What factors could move this market?
Weather prediction markets test the precision of modern forecasting. Paris's temperature on any given day depends on latitude, proximity to the Atlantic, cloud cover, wind patterns, seasonal timing, and urban heat effects. May typically represents late spring in Paris, with climatological average highs around 17–18°C and lows around 10–12°C. A maximum of exactly 12°C would require either an unusually cool day with persistent cloud cover and northerly winds, or represent a measurement edge case. Météo-France operates multiple observation stations across the Paris metropolitan area; readings can vary by 1–2°C depending on local geography, elevation changes, and urban heating. Historical daily temperature data shows that precise single-degree matches occur roughly 5–10% of the time, but 12°C as a daily maximum in mid-May is substantially rarer than average. To trigger YES, Paris would need a significant cold air mass pushing down from northern Europe—or persistent cloud cover and cool winds throughout the day to suppress warming. Current weather forecasts for May 17–18 show typical late-spring conditions with no dramatic cold signals from major forecast models (ECMWF, GFS); most predictions center on highs near 16–18°C. The 1% YES odds reflect not just historical probability, but collective trader conviction that atmospheric conditions are benign. NO traders are betting the high will deviate from 12°C in either direction—13°C or higher (far more likely) or 11°C or lower. The market's brief 24-hour lifespan means almost all available information is already priced in; short-dated weather markets show minimal movement once liquidity stabilizes. The $1,164 volume and $5,075 liquidity suggest moderate trader interest, likely driven by weather enthusiasts or algorithmic weather systems. The recurring tag indicates this is part of a daily Paris temperature series, creating a dataset for studying microclimate patterns and forecast accuracy. For perspective, asking Will the high be between 12–15°C? would likely command 30–40% odds, showing how much precision costs in probability.

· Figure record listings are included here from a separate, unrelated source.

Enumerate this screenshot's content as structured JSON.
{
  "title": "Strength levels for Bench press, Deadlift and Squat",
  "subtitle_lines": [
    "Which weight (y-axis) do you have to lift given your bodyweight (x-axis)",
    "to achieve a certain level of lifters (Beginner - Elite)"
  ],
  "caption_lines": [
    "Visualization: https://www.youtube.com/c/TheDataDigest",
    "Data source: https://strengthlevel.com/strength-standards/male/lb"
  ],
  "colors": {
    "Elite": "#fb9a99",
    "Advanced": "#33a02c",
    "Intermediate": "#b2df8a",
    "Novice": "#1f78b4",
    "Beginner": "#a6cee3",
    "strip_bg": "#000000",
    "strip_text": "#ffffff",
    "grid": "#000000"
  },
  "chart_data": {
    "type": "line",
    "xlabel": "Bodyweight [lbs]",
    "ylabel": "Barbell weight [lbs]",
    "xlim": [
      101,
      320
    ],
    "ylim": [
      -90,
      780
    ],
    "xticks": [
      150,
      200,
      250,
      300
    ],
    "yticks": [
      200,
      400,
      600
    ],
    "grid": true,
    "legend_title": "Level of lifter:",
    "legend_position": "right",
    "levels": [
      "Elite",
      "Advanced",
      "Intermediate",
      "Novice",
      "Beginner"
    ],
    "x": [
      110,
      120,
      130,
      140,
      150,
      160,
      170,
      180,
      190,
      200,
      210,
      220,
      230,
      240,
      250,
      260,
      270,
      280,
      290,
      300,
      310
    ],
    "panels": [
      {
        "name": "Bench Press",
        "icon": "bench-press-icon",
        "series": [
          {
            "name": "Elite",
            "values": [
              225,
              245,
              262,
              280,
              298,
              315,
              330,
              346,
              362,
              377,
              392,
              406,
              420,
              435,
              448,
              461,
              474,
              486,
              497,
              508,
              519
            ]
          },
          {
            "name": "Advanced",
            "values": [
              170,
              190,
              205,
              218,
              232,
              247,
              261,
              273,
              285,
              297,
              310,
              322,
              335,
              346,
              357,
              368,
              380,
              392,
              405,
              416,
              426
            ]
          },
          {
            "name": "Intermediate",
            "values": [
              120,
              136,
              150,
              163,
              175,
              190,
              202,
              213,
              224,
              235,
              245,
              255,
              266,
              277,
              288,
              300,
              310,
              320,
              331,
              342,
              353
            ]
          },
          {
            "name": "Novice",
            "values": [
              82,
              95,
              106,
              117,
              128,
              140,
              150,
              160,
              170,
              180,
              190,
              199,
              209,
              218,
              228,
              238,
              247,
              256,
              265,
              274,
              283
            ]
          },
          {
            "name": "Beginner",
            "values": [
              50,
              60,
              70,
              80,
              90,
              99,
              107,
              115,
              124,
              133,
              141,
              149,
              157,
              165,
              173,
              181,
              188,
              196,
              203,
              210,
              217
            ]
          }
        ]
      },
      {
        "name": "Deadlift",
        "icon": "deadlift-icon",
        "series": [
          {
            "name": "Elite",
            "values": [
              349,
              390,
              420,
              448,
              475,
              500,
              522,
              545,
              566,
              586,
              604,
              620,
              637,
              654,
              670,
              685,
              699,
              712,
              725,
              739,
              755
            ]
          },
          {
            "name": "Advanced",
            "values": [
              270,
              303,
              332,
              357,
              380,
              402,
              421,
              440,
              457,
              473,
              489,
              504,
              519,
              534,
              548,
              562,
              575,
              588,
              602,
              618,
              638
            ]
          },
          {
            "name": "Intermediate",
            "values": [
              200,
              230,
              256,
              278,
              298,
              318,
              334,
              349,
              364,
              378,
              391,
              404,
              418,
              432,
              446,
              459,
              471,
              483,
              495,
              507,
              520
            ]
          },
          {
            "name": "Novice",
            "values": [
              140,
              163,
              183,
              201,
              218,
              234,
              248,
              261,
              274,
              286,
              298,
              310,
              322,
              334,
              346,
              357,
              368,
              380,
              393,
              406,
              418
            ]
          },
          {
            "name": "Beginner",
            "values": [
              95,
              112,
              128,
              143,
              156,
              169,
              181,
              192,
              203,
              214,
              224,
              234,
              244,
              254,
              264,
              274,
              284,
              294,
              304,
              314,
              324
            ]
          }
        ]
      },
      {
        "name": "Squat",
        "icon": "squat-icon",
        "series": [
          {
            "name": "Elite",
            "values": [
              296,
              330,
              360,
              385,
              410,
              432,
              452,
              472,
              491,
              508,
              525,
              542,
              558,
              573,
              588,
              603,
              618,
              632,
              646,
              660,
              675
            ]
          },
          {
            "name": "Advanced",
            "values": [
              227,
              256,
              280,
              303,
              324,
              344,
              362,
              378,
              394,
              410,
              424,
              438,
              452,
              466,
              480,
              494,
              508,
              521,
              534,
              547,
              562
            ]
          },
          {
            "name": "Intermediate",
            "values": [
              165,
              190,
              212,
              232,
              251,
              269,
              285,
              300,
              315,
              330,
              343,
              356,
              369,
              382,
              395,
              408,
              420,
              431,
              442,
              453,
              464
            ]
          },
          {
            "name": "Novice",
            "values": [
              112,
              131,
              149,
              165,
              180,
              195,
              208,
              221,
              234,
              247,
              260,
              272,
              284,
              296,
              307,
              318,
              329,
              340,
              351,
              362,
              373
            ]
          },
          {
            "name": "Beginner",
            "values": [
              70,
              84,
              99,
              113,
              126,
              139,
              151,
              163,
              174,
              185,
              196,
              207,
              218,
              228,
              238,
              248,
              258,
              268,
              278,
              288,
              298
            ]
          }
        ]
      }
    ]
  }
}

This market exemplifies how prediction markets expose the gap between intuition and probability, where measurement noise, spatial variation, and atmospheric dynamics make exact matches rare.
What are traders watching for?
Météo-France official high reading at midnight UTC on May 18; any deviation from 12°C resolves to NO.
Current forecasts showing highs 16–18°C; any major model shift toward cooler predictions could shift odds.
May 17 afternoon conditions; cloud cover or wind shifts in the next 24 hours directly influence final temperature.
Measurement station location variation may create 1–2°C differences across Paris metro area.
How does this market resolve?
Market resolves based on the official Paris high temperature reading from Météo-France on May 18, 2026. YES wins if the maximum temperature equals exactly 12°C; any other reading resolves to NO.
Polymarket Trade is an independent third-party interface to the Polymarket CLOB prediction market exchange on Polygon — not affiliated with Polymarket, Inc. Prediction markets aggregate trader expectations into real-time probability estimates. Every market question resolves YES or NO based on a specific event outcome; traders buy shares of the side they believe will resolve positively. Prices range 0¢ (certain no) to 100¢ (certain yes) and naturally reflect the crowd-implied probability of YES. Polymarket Trade is non-custodial — your funds never leave your wallet. Open the full interactive page linked above to place orders, see order book depth, and execute a trade.